In certain cases, e.g. pandoc is installed but a web server with its own user cannot find the binaries, it is useful to specify the location at runtime:
import os
os.environ.setdefault('PYPANDOC_PANDOC', '/home/x/whatever/pandoc')
Usage
There are two basic ways to use pypandoc: with input files or with input strings.
import pypandoc
# With an input file: it will infer the input format from the filename
output = pypandoc.convert_file('somefile.md', 'rst')
# ...but you can overwrite the format via the `format` argument:
output = pypandoc.convert_file('somefile.txt', 'rst', format='md')
# alternatively you could just pass some string. In this case you need to
# define the input format:
output = pypandoc.convert_text('# some title', 'rst', format='md')
# output == 'some title\r\n==========\r\n\r\n'
convert_text expects this string to be unicode or utf-8 encoded bytes. convert_* will always
return a unicode string.
It's also possible to directly let pandoc write the output to a file. This is the only way to
convert to some output formats (e.g. odt, docx, epub, epub3, pdf). In that case convert_*() will
return an empty string.
import pypandoc
output = pypandoc.convert_file('somefile.md', 'docx', outputfile="somefile.docx")
assert output == ""
It's also possible to specify multiple input files to pandoc, either as absolute paths, relative paths or file patterns.
import pypandoc
# convert all markdown files in a chapters/ subdirectory.
pypandoc.convert_file('chapters/*.md', 'docx', outputfile="somefile.docx")
# convert all markdown files in the book1 and book2 directories.
pypandoc.convert_file(['book1/*.md', 'book2/*.md'], 'docx', outputfile="somefile.docx")
# convert the front from another drive, and all markdown files in the chapter directory.
pypandoc.convert_file(['D:/book_front.md', 'book2/*.md'], 'docx', outputfile="somefile.docx")
pathlib is also supported.
import pypandoc
from pathlib import Path
# single file
input = Path('somefile.md')
output = input.with_suffix('.docx')
pypandoc.convert_file(input, 'docx', outputfile=output)
# convert all markdown files in a chapters/ subdirectory.
pypandoc.convert_file(Path('chapters').glob('*.md'), 'docx', outputfile="somefile.docx")
# convert all markdown files in the book1 and book2 directories.
pypandoc.convert_file([*Path('book1').glob('*.md'), *Path('book2').glob('*.md')], 'docx', outputfile="somefile.docx")
# pathlib globs must be unpacked if they are inside lists.
In addition to format, it is possible to pass extra_args.
That makes it possible to access various pandoc options easily.
output = pypandoc.convert_text(
'<h1>Primary Heading</h1>',
'md', format='html',
extra_args=['--atx-headers'])
# output == '# Primary Heading\r\n'
output = pypandoc.convert_text(
'# Primary Heading',
'html', format='md',
extra_args=['--base-header-level=2'])
# output == '<h2 id="primary-heading">Primary Heading</h2>\r\n'
pypandoc now supports easy addition of pandoc filters.

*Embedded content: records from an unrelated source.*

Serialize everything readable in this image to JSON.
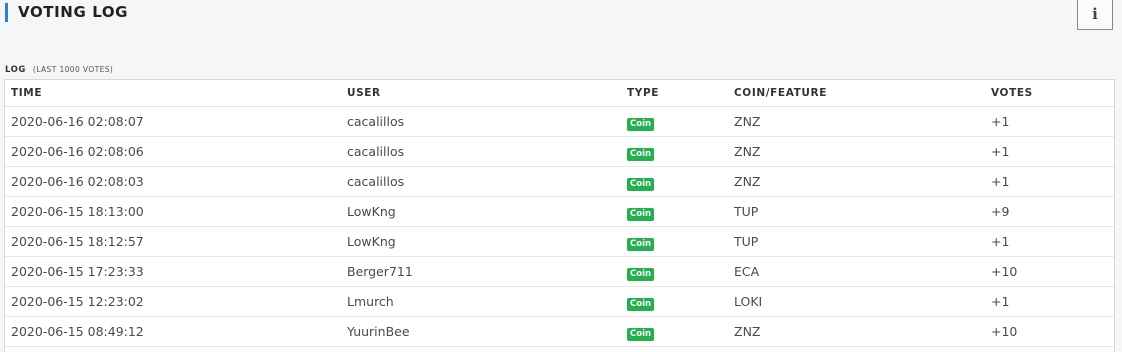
{
  "header": {
    "title": "VOTING LOG",
    "accent_color": "#2f7ed8",
    "info_icon": "i"
  },
  "log": {
    "label": "LOG",
    "sublabel": "(LAST 1000 VOTES)"
  },
  "table": {
    "columns": [
      "TIME",
      "USER",
      "TYPE",
      "COIN/FEATURE",
      "VOTES"
    ],
    "badge_color": "#22b14c",
    "rows": [
      {
        "time": "2020-06-16 02:08:07",
        "user": "cacalillos",
        "type": "Coin",
        "coin": "ZNZ",
        "votes": "+1"
      },
      {
        "time": "2020-06-16 02:08:06",
        "user": "cacalillos",
        "type": "Coin",
        "coin": "ZNZ",
        "votes": "+1"
      },
      {
        "time": "2020-06-16 02:08:03",
        "user": "cacalillos",
        "type": "Coin",
        "coin": "ZNZ",
        "votes": "+1"
      },
      {
        "time": "2020-06-15 18:13:00",
        "user": "LowKng",
        "type": "Coin",
        "coin": "TUP",
        "votes": "+9"
      },
      {
        "time": "2020-06-15 18:12:57",
        "user": "LowKng",
        "type": "Coin",
        "coin": "TUP",
        "votes": "+1"
      },
      {
        "time": "2020-06-15 17:23:33",
        "user": "Berger711",
        "type": "Coin",
        "coin": "ECA",
        "votes": "+10"
      },
      {
        "time": "2020-06-15 12:23:02",
        "user": "Lmurch",
        "type": "Coin",
        "coin": "LOKI",
        "votes": "+1"
      },
      {
        "time": "2020-06-15 08:49:12",
        "user": "YuurinBee",
        "type": "Coin",
        "coin": "ZNZ",
        "votes": "+10"
      }
    ]
  }
}
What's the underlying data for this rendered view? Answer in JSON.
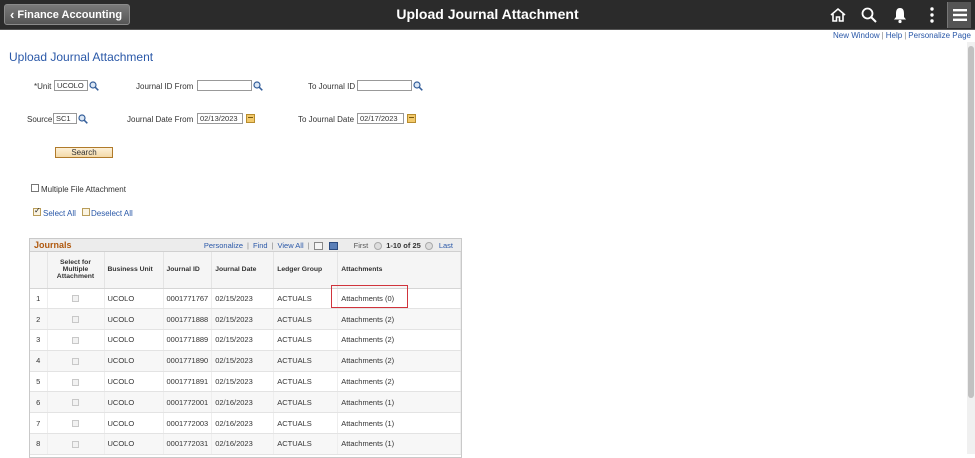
{
  "header": {
    "back_label": "Finance Accounting",
    "title": "Upload Journal Attachment"
  },
  "toplinks": {
    "new_window": "New Window",
    "help": "Help",
    "personalize_page": "Personalize Page"
  },
  "page_title": "Upload Journal Attachment",
  "form": {
    "unit_label": "*Unit",
    "unit_value": "UCOLO",
    "journal_id_from_label": "Journal ID From",
    "journal_id_from_value": "",
    "to_journal_id_label": "To Journal ID",
    "to_journal_id_value": "",
    "source_label": "Source",
    "source_value": "SC1",
    "journal_date_from_label": "Journal Date From",
    "journal_date_from_value": "02/13/2023",
    "to_journal_date_label": "To Journal Date",
    "to_journal_date_value": "02/17/2023",
    "search_label": "Search",
    "multiple_file_label": "Multiple File Attachment",
    "select_all_label": "Select All",
    "deselect_all_label": "Deselect All"
  },
  "grid": {
    "title": "Journals",
    "personalize": "Personalize",
    "find": "Find",
    "view_all": "View All",
    "first": "First",
    "range": "1-10 of 25",
    "last": "Last",
    "columns": [
      "Select for Multiple Attachment",
      "Business Unit",
      "Journal ID",
      "Journal Date",
      "Ledger Group",
      "Attachments"
    ],
    "rows": [
      {
        "n": "1",
        "unit": "UCOLO",
        "jid": "0001771767",
        "date": "02/15/2023",
        "ledger": "ACTUALS",
        "att": "Attachments (0)"
      },
      {
        "n": "2",
        "unit": "UCOLO",
        "jid": "0001771888",
        "date": "02/15/2023",
        "ledger": "ACTUALS",
        "att": "Attachments (2)"
      },
      {
        "n": "3",
        "unit": "UCOLO",
        "jid": "0001771889",
        "date": "02/15/2023",
        "ledger": "ACTUALS",
        "att": "Attachments (2)"
      },
      {
        "n": "4",
        "unit": "UCOLO",
        "jid": "0001771890",
        "date": "02/15/2023",
        "ledger": "ACTUALS",
        "att": "Attachments (2)"
      },
      {
        "n": "5",
        "unit": "UCOLO",
        "jid": "0001771891",
        "date": "02/15/2023",
        "ledger": "ACTUALS",
        "att": "Attachments (2)"
      },
      {
        "n": "6",
        "unit": "UCOLO",
        "jid": "0001772001",
        "date": "02/16/2023",
        "ledger": "ACTUALS",
        "att": "Attachments (1)"
      },
      {
        "n": "7",
        "unit": "UCOLO",
        "jid": "0001772003",
        "date": "02/16/2023",
        "ledger": "ACTUALS",
        "att": "Attachments (1)"
      },
      {
        "n": "8",
        "unit": "UCOLO",
        "jid": "0001772031",
        "date": "02/16/2023",
        "ledger": "ACTUALS",
        "att": "Attachments (1)"
      }
    ]
  },
  "colors": {
    "header_bg": "#2b2b2b",
    "link": "#2a58a8",
    "grid_title": "#b05a10",
    "highlight": "#d0343c"
  }
}
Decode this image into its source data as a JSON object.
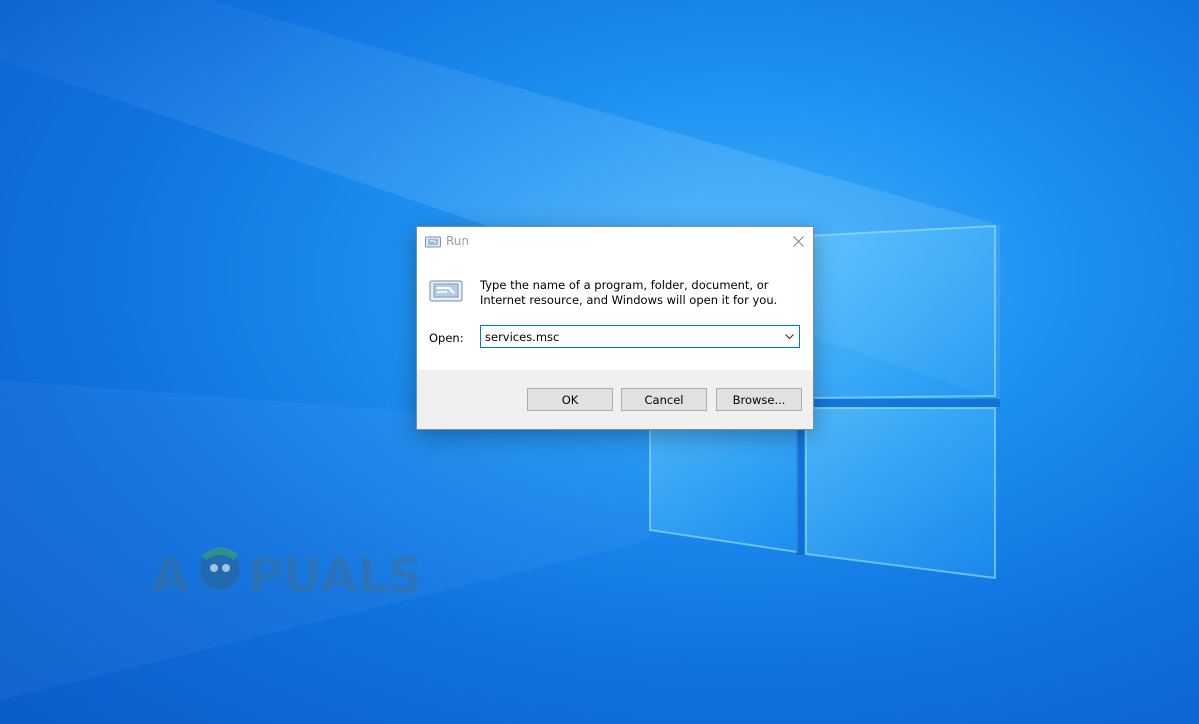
{
  "desktop": {
    "background_color": "#1a87ea",
    "watermark_text": "APPUALS"
  },
  "run_dialog": {
    "title": "Run",
    "close_icon": "close-icon",
    "app_icon": "run-icon",
    "description": "Type the name of a program, folder, document, or Internet resource, and Windows will open it for you.",
    "open_label": "Open:",
    "open_value": "services.msc",
    "dropdown_icon": "chevron-down-icon",
    "buttons": {
      "ok": "OK",
      "cancel": "Cancel",
      "browse": "Browse..."
    },
    "accent_color": "#0078d7"
  }
}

filters = ['pandoc-citeproc']
pdoc_args = ['--mathjax',
'--smart']
output = pypandoc.convert_file(filename,
to='html5',
format='md',
extra_args=pdoc_args,
filters=filters)
Please pass any filters in as a list and not as a string.

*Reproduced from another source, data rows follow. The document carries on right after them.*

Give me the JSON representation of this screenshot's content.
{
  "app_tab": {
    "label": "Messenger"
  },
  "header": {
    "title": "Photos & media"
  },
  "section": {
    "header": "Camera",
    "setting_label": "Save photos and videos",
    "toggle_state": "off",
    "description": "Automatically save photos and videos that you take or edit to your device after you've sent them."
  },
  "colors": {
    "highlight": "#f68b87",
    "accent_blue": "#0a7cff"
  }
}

Please refer to pandoc -h and the
official documentation for further details.
Dealing with Formatting Arguments
Pandoc supports custom formatting though -V parameter. In order to use it through
pypandoc, use code such as this:
output = pypandoc.convert_file('demo.md', 'pdf', outputfile='demo.pdf',
extra_args=['-V', 'geometry:margin=1.5cm'])
Note: it's important to separate
-Vand its argument within a list like that or else it won't work. This gotcha has to do with the waysubprocess.Popenworks.
PDF and LaTeX Support with TinyTeX
Converting to PDF requires a LaTeX engine (like pdflatex, xelatex, or lualatex) to be installed on your system.